Durante o tempo em que esteve em Homoxi, Hekurari disse ter notado que o movimento de garimpeiros é intenso na localidade. “Homoxi é uma comunidade que fica dentro do garimpo. Quer dizer, destruíram a comunidade [com a invasão garimpeira]”, disse.
“Enquanto estive lá, vi uns 10 ou 11 helicóptero pousando. […] Os garimpeiros controlam a pista. Antes de descer, demos muitas voltas até liberarem a pista “, afirmou o presidente do Condisi-YY.

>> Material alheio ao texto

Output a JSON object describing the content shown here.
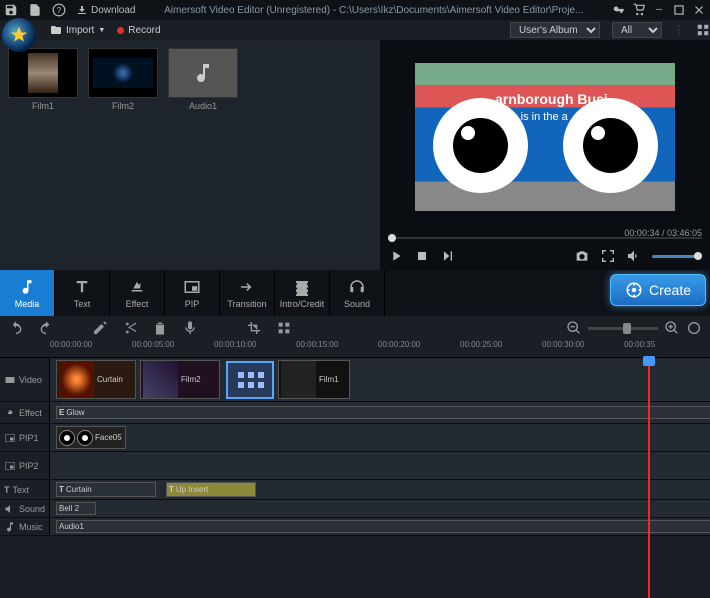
{
  "titlebar": {
    "download": "Download",
    "title": "Aimersoft Video Editor (Unregistered) - C:\\Users\\Ikz\\Documents\\Aimersoft Video Editor\\Proje..."
  },
  "toprow": {
    "import": "Import",
    "record": "Record",
    "album": "User's Album",
    "filter": "All"
  },
  "library": {
    "items": [
      {
        "label": "Film1"
      },
      {
        "label": "Film2"
      },
      {
        "label": "Audio1"
      }
    ]
  },
  "preview": {
    "time": "00:00:34 / 03:46:05",
    "overlay1": "arnborough Busi",
    "overlay2": "cess is in the a"
  },
  "tabs": {
    "media": "Media",
    "text": "Text",
    "effect": "Effect",
    "pip": "PIP",
    "transition": "Transition",
    "intro": "Intro/Credit",
    "sound": "Sound"
  },
  "create": "Create",
  "ruler": [
    "00:00:00:00",
    "00:00:05:00",
    "00:00:10:00",
    "00:00:15:00",
    "00:00:20:00",
    "00:00:25:00",
    "00:00:30:00",
    "00:00:35"
  ],
  "tracks": {
    "video": "Video",
    "effect": "Effect",
    "pip1": "PIP1",
    "pip2": "PIP2",
    "text": "Text",
    "sound": "Sound",
    "music": "Music"
  },
  "clips": {
    "curtain": "Curtain",
    "film2": "Film2",
    "film1": "Film1",
    "glow": "Glow",
    "face05": "Face05",
    "textCurtain": "Curtain",
    "upInsert": "Up Insert",
    "bell2": "Bell 2",
    "audio1": "Audio1"
  }
}
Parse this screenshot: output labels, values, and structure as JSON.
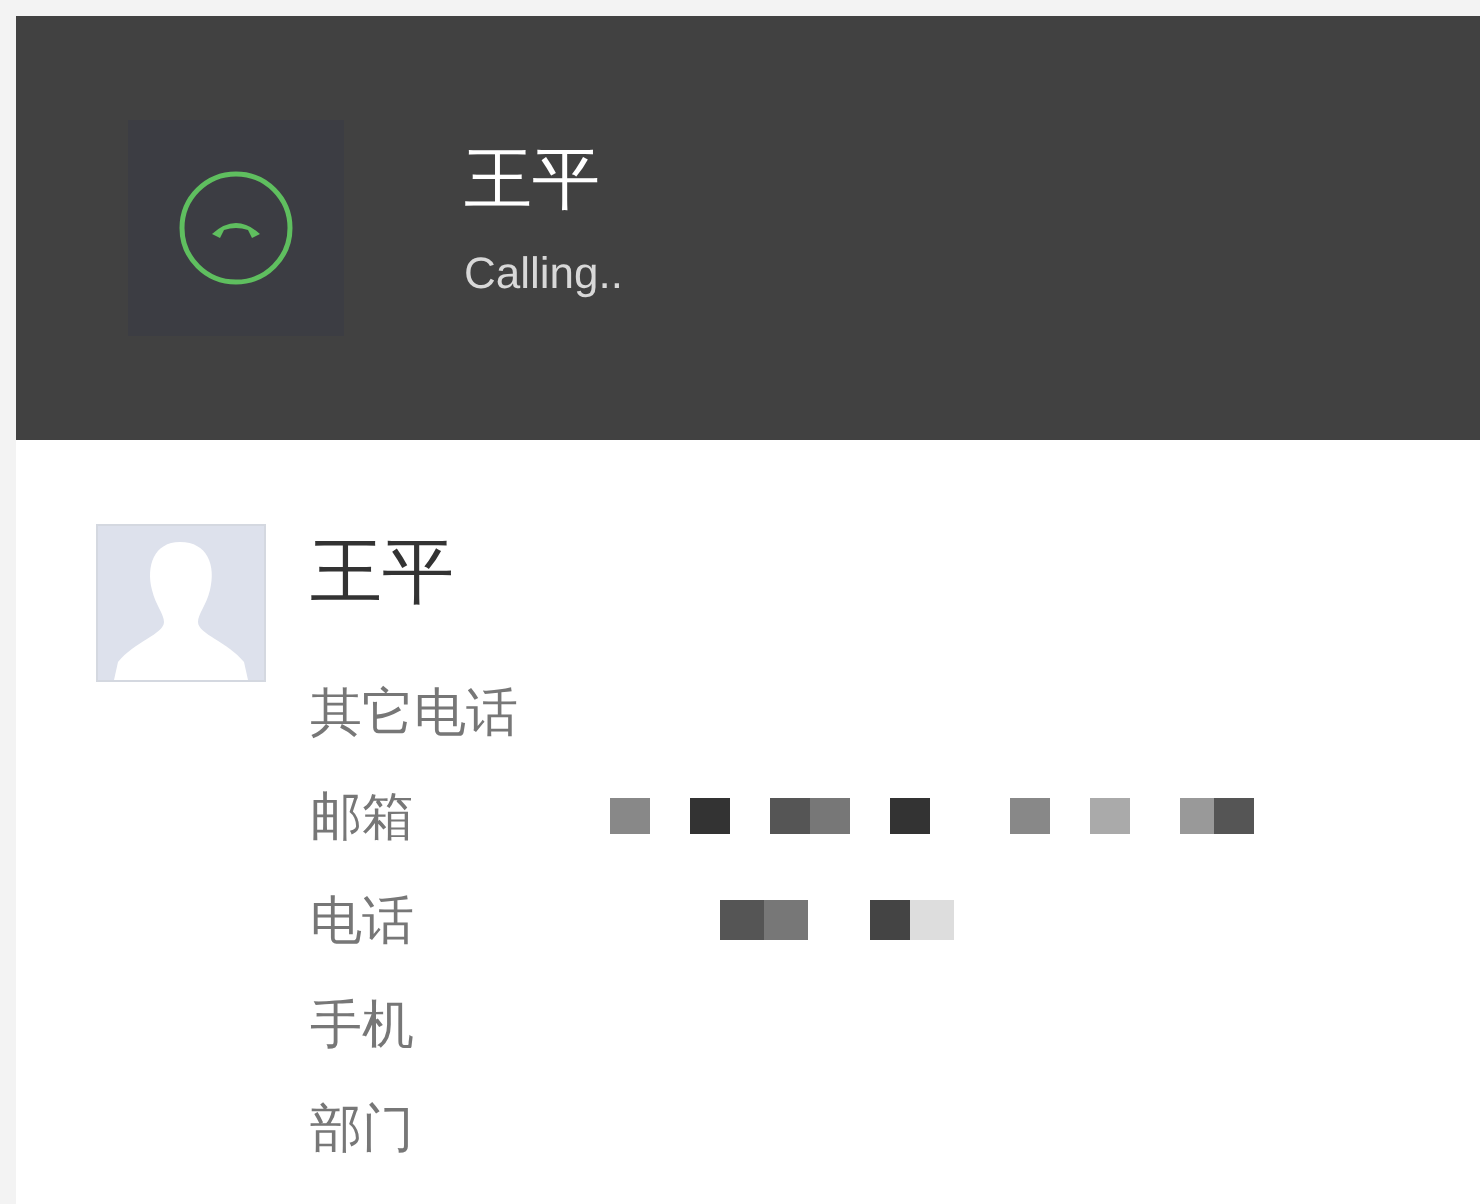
{
  "call_header": {
    "name": "王平",
    "status": "Calling.."
  },
  "contact": {
    "name": "王平",
    "fields": [
      {
        "label": "其它电话",
        "redacted": false
      },
      {
        "label": "邮箱",
        "redacted": true
      },
      {
        "label": "电话",
        "redacted": true
      },
      {
        "label": "手机",
        "redacted": false
      },
      {
        "label": "部门",
        "redacted": false
      }
    ]
  }
}
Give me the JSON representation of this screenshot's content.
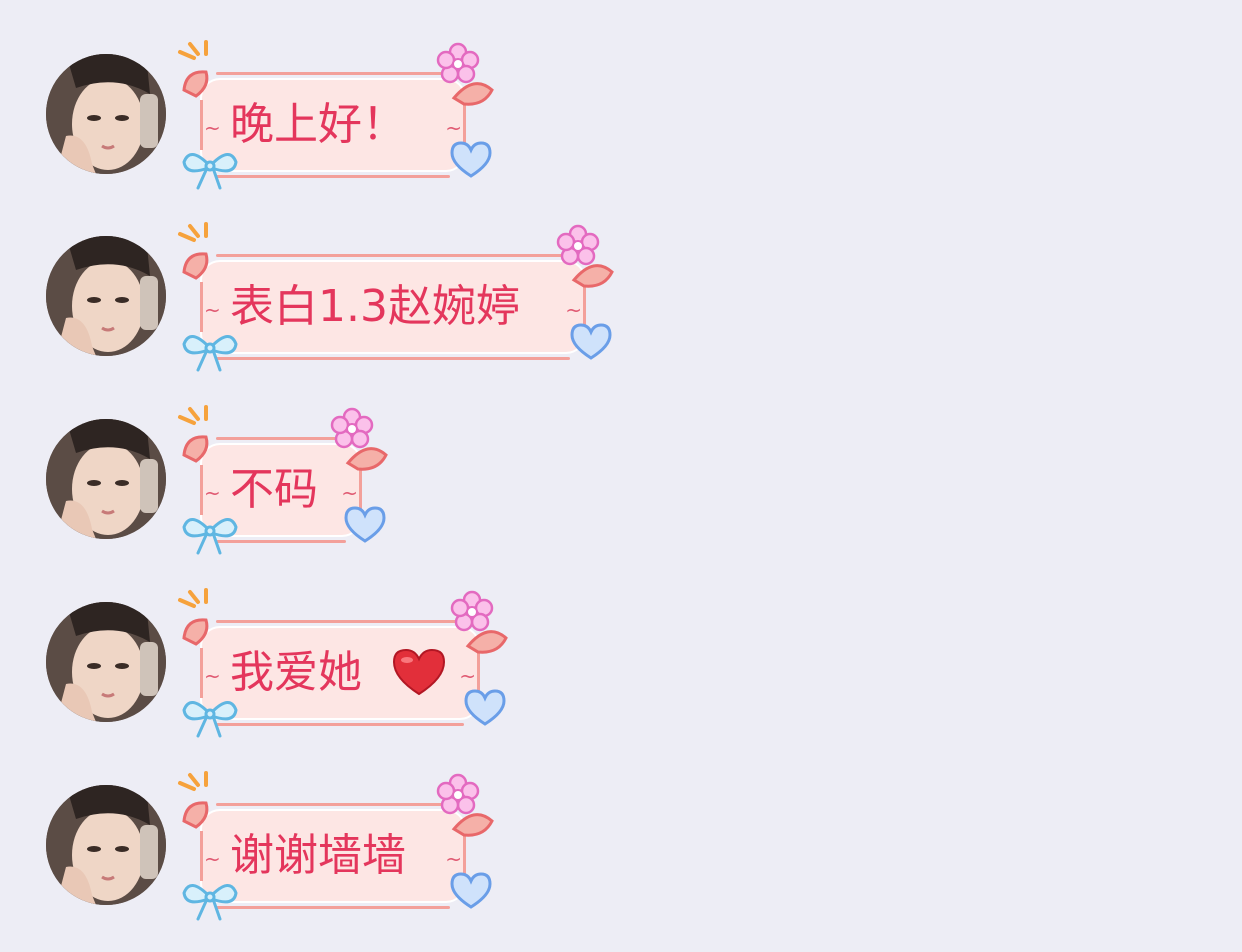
{
  "messages": [
    {
      "text": "晚上好！"
    },
    {
      "text": "表白1.3赵婉婷"
    },
    {
      "text": "不码"
    },
    {
      "text": "我爱她"
    },
    {
      "text": "谢谢墙墙"
    }
  ],
  "colors": {
    "background": "#ededf5",
    "bubble_fill": "#fde6e4",
    "bubble_border": "#f3a09a",
    "text": "#e4365c",
    "flower": "#f28cd0",
    "heart": "#9ec3f0",
    "bow": "#8fcfee",
    "sparkle": "#f6a23c"
  }
}
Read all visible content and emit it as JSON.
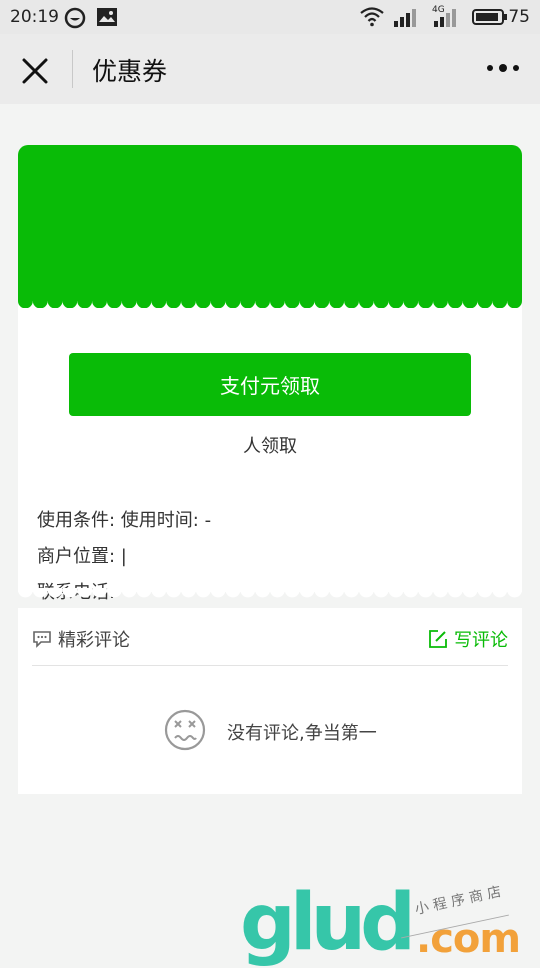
{
  "status_bar": {
    "time": "20:19",
    "battery": "75",
    "network_label": "4G"
  },
  "navbar": {
    "title": "优惠券",
    "close_icon": "close-icon",
    "more_icon": "more-icon"
  },
  "coupon": {
    "header_color": "#09bb07",
    "pay_button_label": "支付元领取",
    "claim_count_text": "人领取",
    "usage_line": "使用条件: 使用时间: -",
    "location_line": "商户位置: |",
    "phone_line": "联系电话:"
  },
  "comments": {
    "section_title": "精彩评论",
    "write_label": "写评论",
    "empty_text": "没有评论,争当第一",
    "accent_color": "#09bb07"
  },
  "watermark": {
    "main": "glud",
    "suffix": ".com",
    "sub": "小 程 序 商 店"
  }
}
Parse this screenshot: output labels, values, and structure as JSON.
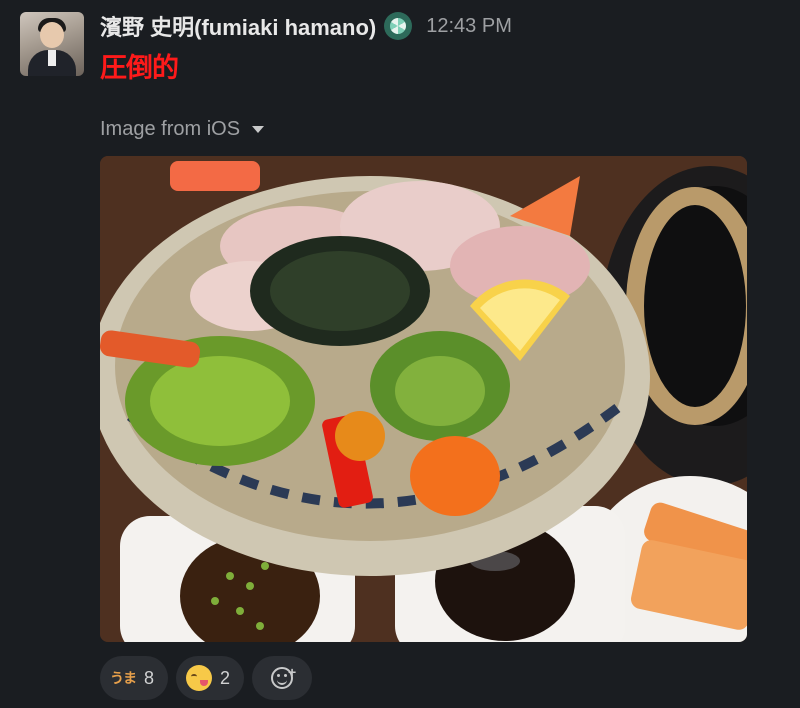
{
  "message": {
    "author": "濱野 史明(fumiaki hamano)",
    "status_icon": "status-emoji-icon",
    "timestamp": "12:43 PM",
    "text": "圧倒的",
    "text_color": "#ff1a1a"
  },
  "attachment": {
    "label": "Image from iOS",
    "toggle_icon": "caret-down-icon"
  },
  "reactions": [
    {
      "emoji": "umai-emoji",
      "emoji_text": "うま",
      "count": "8"
    },
    {
      "emoji": "yum-face-emoji",
      "count": "2"
    }
  ],
  "add_reaction_icon": "add-reaction-icon",
  "colors": {
    "background": "#1a1d21",
    "reaction_bg": "#2b2e33",
    "muted_text": "#9ea0a3"
  }
}
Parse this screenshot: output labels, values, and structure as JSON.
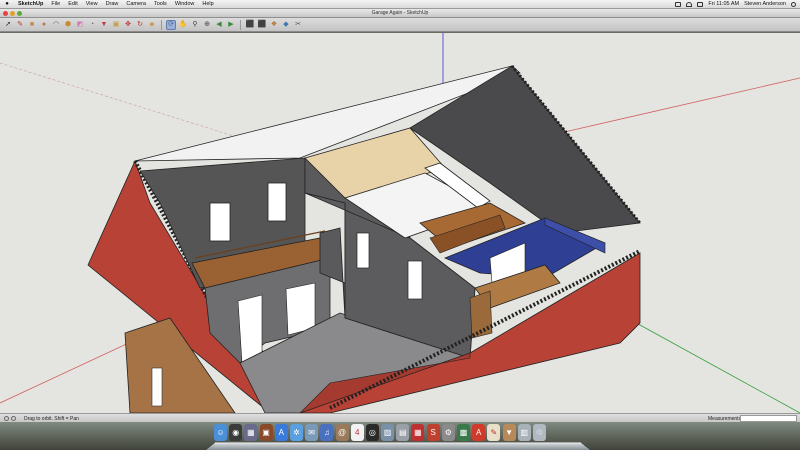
{
  "menubar": {
    "app_name": "SketchUp",
    "items": [
      "File",
      "Edit",
      "View",
      "Draw",
      "Camera",
      "Tools",
      "Window",
      "Help"
    ],
    "clock": "Fri 11:05 AM",
    "user": "Steven Anderson"
  },
  "window": {
    "title": "Garage Again - SketchUp"
  },
  "toolbar": {
    "tools": [
      {
        "name": "select-tool",
        "glyph": "➚",
        "color": "#222222"
      },
      {
        "name": "line-tool",
        "glyph": "✎",
        "color": "#b33a2a"
      },
      {
        "name": "rectangle-tool",
        "glyph": "■",
        "color": "#c7864a"
      },
      {
        "name": "circle-tool",
        "glyph": "●",
        "color": "#b87a4a"
      },
      {
        "name": "arc-tool",
        "glyph": "◠",
        "color": "#555555"
      },
      {
        "name": "make-component-tool",
        "glyph": "⬢",
        "color": "#c98a30"
      },
      {
        "name": "eraser-tool",
        "glyph": "◩",
        "color": "#d07ab0"
      },
      {
        "name": "tape-measure-tool",
        "glyph": "◔",
        "color": "#6a6a6a"
      },
      {
        "name": "paint-bucket-tool",
        "glyph": "▼",
        "color": "#c03a3a"
      },
      {
        "name": "push-pull-tool",
        "glyph": "▣",
        "color": "#c99a3a"
      },
      {
        "name": "move-tool",
        "glyph": "✥",
        "color": "#c03030"
      },
      {
        "name": "rotate-tool",
        "glyph": "↻",
        "color": "#c03030"
      },
      {
        "name": "offset-tool",
        "glyph": "◈",
        "color": "#cc8a30"
      },
      {
        "name": "orbit-tool",
        "glyph": "⟳",
        "color": "#4a6a9a"
      },
      {
        "name": "pan-tool",
        "glyph": "✋",
        "color": "#c08a60"
      },
      {
        "name": "zoom-tool",
        "glyph": "⚲",
        "color": "#444444"
      },
      {
        "name": "zoom-extents-tool",
        "glyph": "⊕",
        "color": "#444444"
      },
      {
        "name": "previous-view-tool",
        "glyph": "◀",
        "color": "#3a8a3a"
      },
      {
        "name": "next-view-tool",
        "glyph": "▶",
        "color": "#3a8a3a"
      },
      {
        "name": "get-models-tool",
        "glyph": "⬛",
        "color": "#8a6a3a"
      },
      {
        "name": "share-model-tool",
        "glyph": "⬛",
        "color": "#6a8a3a"
      },
      {
        "name": "components-tool",
        "glyph": "❖",
        "color": "#b0702a"
      },
      {
        "name": "extension-tool",
        "glyph": "◆",
        "color": "#3a7ab0"
      },
      {
        "name": "layout-tool",
        "glyph": "✂",
        "color": "#5a5a5a"
      }
    ]
  },
  "statusbar": {
    "hint": "Drag to orbit.  Shift = Pan",
    "measurements_label": "Measurements"
  },
  "dock": {
    "apps": [
      {
        "name": "finder-icon",
        "color": "#4a8fd8",
        "glyph": "☺"
      },
      {
        "name": "dashboard-icon",
        "color": "#3a3a3a",
        "glyph": "◉"
      },
      {
        "name": "mission-control-icon",
        "color": "#6a6a8a",
        "glyph": "▦"
      },
      {
        "name": "photo-app-icon",
        "color": "#8a4a2a",
        "glyph": "▣"
      },
      {
        "name": "app-store-icon",
        "color": "#3a7ad8",
        "glyph": "A"
      },
      {
        "name": "safari-icon",
        "color": "#5aa0e0",
        "glyph": "✲"
      },
      {
        "name": "mail-icon",
        "color": "#7a9ab8",
        "glyph": "✉"
      },
      {
        "name": "itunes-icon",
        "color": "#4a70c0",
        "glyph": "♫"
      },
      {
        "name": "contacts-icon",
        "color": "#9a7a5a",
        "glyph": "@"
      },
      {
        "name": "calendar-icon",
        "color": "#f2f2f2",
        "glyph": "4"
      },
      {
        "name": "photo-booth-icon",
        "color": "#2a2a2a",
        "glyph": "◎"
      },
      {
        "name": "iphoto-icon",
        "color": "#7a90a8",
        "glyph": "▨"
      },
      {
        "name": "preview-icon",
        "color": "#9aa0a8",
        "glyph": "▤"
      },
      {
        "name": "pdf-app-icon",
        "color": "#c03030",
        "glyph": "▦"
      },
      {
        "name": "sketchup-icon",
        "color": "#c04030",
        "glyph": "S"
      },
      {
        "name": "system-preferences-icon",
        "color": "#8a8a8a",
        "glyph": "⚙"
      },
      {
        "name": "image-capture-icon",
        "color": "#3a7a4a",
        "glyph": "▩"
      },
      {
        "name": "acrobat-icon",
        "color": "#d03a2a",
        "glyph": "A"
      },
      {
        "name": "textedit-icon",
        "color": "#e8e0c8",
        "glyph": "✎"
      },
      {
        "name": "downloads-stack-icon",
        "color": "#b88a5a",
        "glyph": "▼"
      },
      {
        "name": "documents-stack-icon",
        "color": "#a8b0b8",
        "glyph": "▥"
      },
      {
        "name": "trash-icon",
        "color": "#b0b8c0",
        "glyph": "♲"
      }
    ]
  }
}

Em Homoxi vivem cerca de 254 yanomami. A comunidade é uma das três citadas na denúncia feita pelo Condisi-YY de que servidores da Secretaria Especial de Saúde Indígena (Sesai), ligada ao Ministério da Saúde, vacinaram garimpeiros em troca de ouro. O Ministério da Saúde e o Ministério Público Federal (MPF) investigam.
Maior reserva indígena do Brasil, a Terra Yanomami tem quase 10 milhões de hectares entre os estados de Roraima e Amazonas, e parte da Venezuela. Cerca de 27 mil indígenas vivem na região em mais de 360 comunidades.
A área é alvo do garimpo ilegal de ouro desde a década de 1980. Mas, nos últimos anos, essa busca pelo minério se intensificou, causando além de conflitos armados, a degradação da floresta e ameaça a saúde dos indígenas.
A invasão garimpeira causa a contaminação dos rios e degradação da floresta, o que reflete na saúde dos Yanomami, principalmente crianças, que enfrentam a desnutrição por conta do escasseamento dos alimentos.
O número de casos de Covid entre indígenas que habitam a região, aumentou em razão da presença de garimpeiros. No ano passado, em apenas três meses, as infecções avançaram 250%.